Le document, adressé au Département d’État de Henry Kissinger, résume une conversation de Hassan II avec les représentants américains qui fait un compte-rendu de la réunion. Le monarque s’est montré optimiste car « trois quarts du problème avaient été réglées après l’accord conclu avec Solis ». Le Pacte a établi que la Marche verte, comme grande idée du roi ouissam alaouite, devait aller en avant. « Le concept est mien. L’Organisation est mienne. Je vais donner l’ordre de franchir la frontière. Il n’y a que le peuple qui puisse l’annuler et s’il le fait, il se peut que moi aussi je dois faires mes valises et déménager dans ma démeure à Madrid « , a prévenu le monarque.

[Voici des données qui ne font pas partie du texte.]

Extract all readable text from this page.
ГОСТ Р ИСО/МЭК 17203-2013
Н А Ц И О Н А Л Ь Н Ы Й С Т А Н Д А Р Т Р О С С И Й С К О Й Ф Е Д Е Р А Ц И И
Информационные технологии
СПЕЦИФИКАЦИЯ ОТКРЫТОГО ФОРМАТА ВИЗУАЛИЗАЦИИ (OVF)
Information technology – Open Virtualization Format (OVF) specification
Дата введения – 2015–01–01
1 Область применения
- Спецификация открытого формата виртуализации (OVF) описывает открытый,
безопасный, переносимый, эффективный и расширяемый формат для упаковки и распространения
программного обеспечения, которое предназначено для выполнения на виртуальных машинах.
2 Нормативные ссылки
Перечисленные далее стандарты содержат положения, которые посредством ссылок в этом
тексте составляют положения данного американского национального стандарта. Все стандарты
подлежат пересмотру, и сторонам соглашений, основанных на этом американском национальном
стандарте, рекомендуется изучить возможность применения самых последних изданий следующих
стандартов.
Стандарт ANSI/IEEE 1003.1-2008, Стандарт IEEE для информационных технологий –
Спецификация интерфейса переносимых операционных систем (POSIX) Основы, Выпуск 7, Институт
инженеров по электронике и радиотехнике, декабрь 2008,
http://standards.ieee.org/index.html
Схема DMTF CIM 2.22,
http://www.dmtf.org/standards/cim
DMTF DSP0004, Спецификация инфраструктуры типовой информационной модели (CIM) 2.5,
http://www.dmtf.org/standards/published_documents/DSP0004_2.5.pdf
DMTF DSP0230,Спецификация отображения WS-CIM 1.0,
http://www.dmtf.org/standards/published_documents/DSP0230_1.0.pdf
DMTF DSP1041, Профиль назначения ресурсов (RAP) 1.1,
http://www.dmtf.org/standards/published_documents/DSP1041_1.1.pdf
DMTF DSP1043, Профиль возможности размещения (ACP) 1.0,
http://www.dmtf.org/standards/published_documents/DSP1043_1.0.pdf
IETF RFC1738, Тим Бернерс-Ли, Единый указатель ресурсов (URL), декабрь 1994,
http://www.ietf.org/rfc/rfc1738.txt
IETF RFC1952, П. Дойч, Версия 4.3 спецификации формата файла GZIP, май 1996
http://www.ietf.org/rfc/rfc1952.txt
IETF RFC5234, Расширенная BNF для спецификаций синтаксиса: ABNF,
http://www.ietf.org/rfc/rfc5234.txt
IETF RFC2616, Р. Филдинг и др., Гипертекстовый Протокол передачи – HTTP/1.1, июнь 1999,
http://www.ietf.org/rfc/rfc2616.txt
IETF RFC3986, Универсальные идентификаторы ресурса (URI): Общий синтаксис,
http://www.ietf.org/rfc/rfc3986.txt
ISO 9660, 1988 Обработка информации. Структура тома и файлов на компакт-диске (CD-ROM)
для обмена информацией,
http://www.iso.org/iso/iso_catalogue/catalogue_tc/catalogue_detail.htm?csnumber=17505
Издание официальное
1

En contrepartie, le Maroc et en Espagne ont accordé chercher au régime une sortie « élégante » du Sahara qui lui permette de « garder les apparences ». L’idée était d’utiliser les Nations Unies pour légitimer l’occupation marocaine à travers un référendum « contrôlé ». Pour cela, ils compterait avec l’aide de la Mauritanie et des USA. Les négociations ultérieures serviraient, selon le câble, à travailler et définir cette formule. En outre, Solis a profité de cette rencontre pour annoncer que l’Espagne renonçait à un Sahara indépendant et, en plus, et pour rassurer Washington, cesserait de considérer l’Algérie, alliée de l’Union soviétique, comme « partie intéressée ».
Sur le sujet, un article du site Viento Sur :
L’ESPAGNE, LE MAROC ET L’ARABIE SAOUDITE ALLIÉS
Le Sahara, monnaie de la restauration Bourbon
Por Miguel Urbán
Le 22 novembre 1975, Juan Carlos Ier prend ses fonctions de roi d’Espagne, jurant fidélité aux principes qui structuraient le Mouvement national. Une semaine plus tôt, toujours en tant que prince et en sa qualité de chef d’État par intérim (compte tenu de l’état de santé de Franco), il avait expédié la livraison de la dernière colonie espagnole, le Sahara occidental, au Maroc et à la Mauritanie, à travers les Accords tripartites de Madrid. Le début de la restauration bourbonienne dans notre pays est ainsi né, lié à l’une des pages les plus sombres de la politique étrangère espagnole. Un événement à propos duquel il semble y avoir une sorte d’amnésie collective, notamment en ce qui concerne le rôle du prince Juan Carlos d’alors dans la trahison du peuple sahraoui et les relations ultérieures avec la monarchie marocaine.
Le souci extrême de la figure et de l’image du monarque que les médias et l’establishment politique espagnols ont traditionnellement porté s’est non seulement concentré sur la dissimulation systématique des scandales « personnels » et financiers du roi émérite, mais aussi sur le fait d’éviter d’analyser son rôle dans de nombreuses épisodes historiques dont il a été co-star. Les récentes révélations sur la fondation offshore Lucum , dans laquelle Juan Carlos Ier accumule 100 millions d’euros de prétendues commissions illégales en provenance d’Arabie Saoudite, ont représenté un véritable scandale d’État. Un autre de plus. Ce sont les enquêtes menées par les tribunaux suisses concernant son ex-amante Corinna Larsen et une série d’articles dans différents médias internationaux qui ont finalement mis fin au black-out habituel de l’information, rendant impossible la poursuite de la dissimulation des commissions illégales.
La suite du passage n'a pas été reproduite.